Prior to the introduction of all eight of VicRail (later V/Line)'s originally planned ACZ cars, four vans – CD1, 2, 3 and 7 – were leased to Victoria for use on country services in their state. These sets tended to operate on similar rosters to those of the Z type sets as they started to come into use, and the CD vans remained in Victoria until around 1988.

==== Post-V/Line use ====
In 1987, guards' vans were recoded to meet the new Railways of Australia identification standard, and the CD vans took on the new code AVCY for Australian National, Van, 3rd type, and high speed / fixed gauge. The program was followed up a few years later with a recoding to AVCP, marking the vans for passenger services, and vans 2, 3, 5, 6, 7, 8, 9, 378, 379, 389 and 391 were recoded as such. Overlapping with this program was the application of Australian National numbers, with van CD4 becoming AVCY389, 10 to 391 and 11 to 392, and SCD1 renumbered to 378 and 3 to 379. Other vans were allocated 300-series numbers but were scrapped before the new numbers could be applied.

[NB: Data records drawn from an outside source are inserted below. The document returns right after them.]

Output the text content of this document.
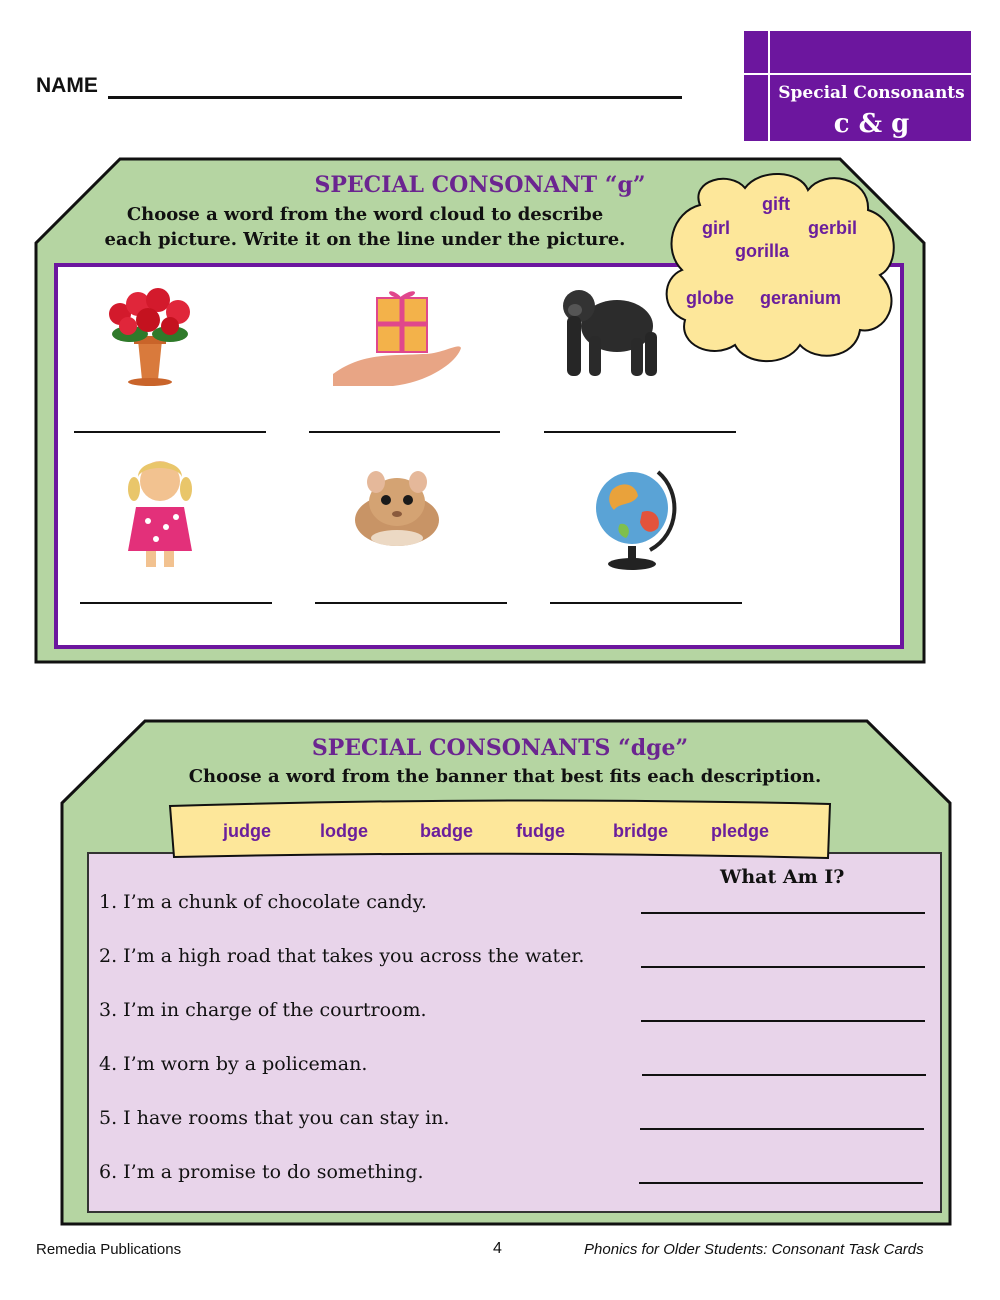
NAME	Special Consonants
c & g
SPECIAL CONSONANT “g”
Choose a word from the word cloud to describe
each picture. Write it on the line under the picture.
gift
girl	gerbil
gorilla
globe geranium
SPECIAL CONSONANTS “dge”
Choose a word from the banner that best fits each description.
judge	lodge	badge fudge	bridge pledge
What Am I?
1. I’m a chunk of chocolate candy.
2. I’m a high road that takes you across the water.
3. I’m in charge of the courtroom.
4. I’m worn by a policeman.
5. I have rooms that you can stay in.
6. I’m a promise to do something.
Remedia Publications	4	Phonics for Older Students: Consonant Task Cards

From the mid-1980s the vans were needed less as fewer and longer trains were being operated and the railways were gradually leaving the small parcels business. Vans 4, 6, 8, 9, 10 and 11 were removed from normal service, refurbished and repainted with blue roofs and ends, and yellow and red stripes on the sides, and converted into a fixed consist called the Jubilee Trade Train. The train toured South Australia celebrating local industries over the 150 years since European settlement.

In 1991, van AVCY391 was pulled from the now stored Jubilee consist and converted to OWR392, for the RICE and TRACKS services: respectively, Remote and Isolated Children's Exercise, and Trans Australian Community Services. It was withdrawn after catching fire a few years later.

The entire fleet had been withdrawn by 1990, and in 1993 all but AVCP2 had been scrapped; the final vehicle followed in early 1994.